Il paese è stato nominato il terzo più innovativo al mondo dal World Economic Forum. Israele raccoglie venture capital pro capite a un ritmo trenta volte superiore all’Europa. Israele è da poco diventato il terzo paese al mondo per numero di start-up sull’intelligenza artificiale, secondo solo a Stati Uniti e Cina, mentre Tel Aviv è il terzo maggiore hubdopo San Francisco e Londra. Israele ha il più grande giacimento al mondo, ma non di petrolio, quanto di cervelli e idee. Al Global Innovation Awards di Pechino, due start-up israeliane sono arrivate prima e seconda.

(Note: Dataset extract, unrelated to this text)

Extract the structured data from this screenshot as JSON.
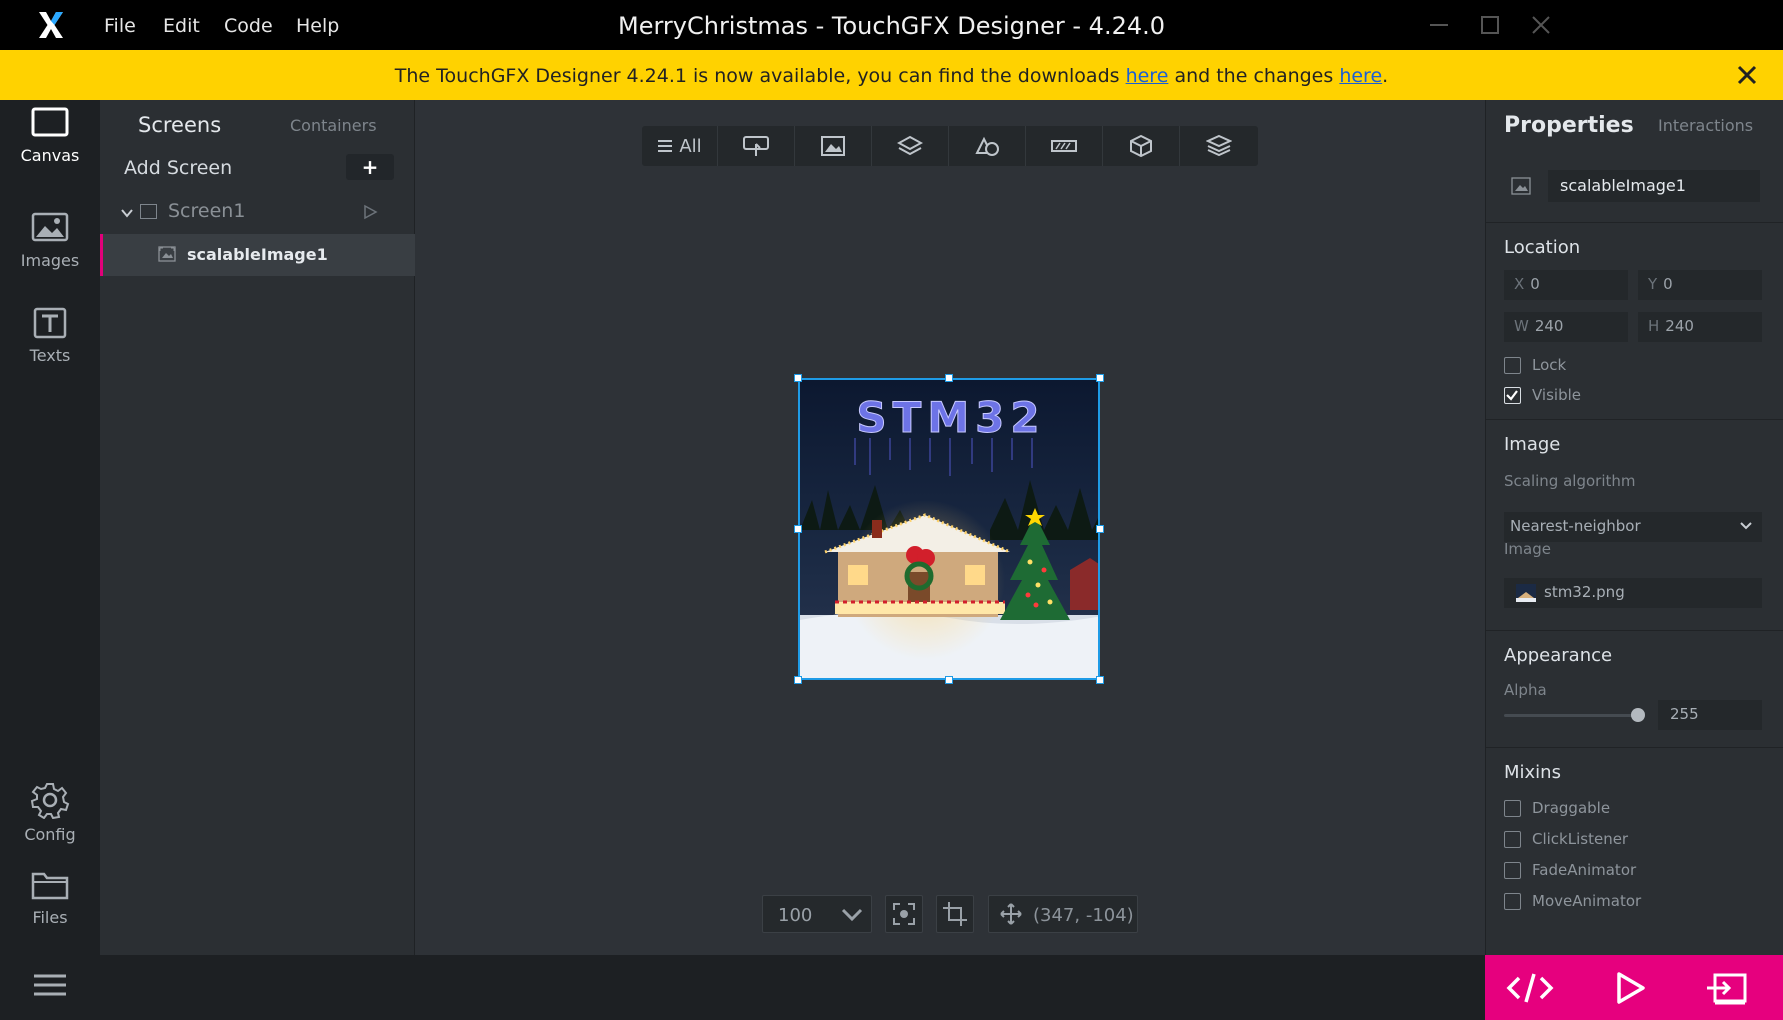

Alvaro Pereira, capo economista dell’Ocse, ha detto che “negli ultimi quindici anni l’economia israeliana è cresciuta più rapidamente e in modo più coerente di quasi ogni altro paese”. Non sono soltanto ricette economiche, è un modello culturale e di società.

Sembra che Israele abbia da insegnare molto ai paesi europei: Israele, il paese che detiene l’uno per cento della popolazione e il due per cento della terra di tutto il medio oriente, ma che tutti sognano di voler cancellare dalla mappa? Israele, condannato all’Onu ventuno volte di più del gulag nordcoreano? Il paese dei checkpoint, delle maschere antigas, delle batterie antimissile, dei rifugi, degli accoltellamenti, delle Intifade in cui c’erano più candidati al martirio che giubbetti esplosivi, dei confini chiusi, delle siringhe di atropina in caso di guerra chimica, dei riservisti e della leva obbligatoria?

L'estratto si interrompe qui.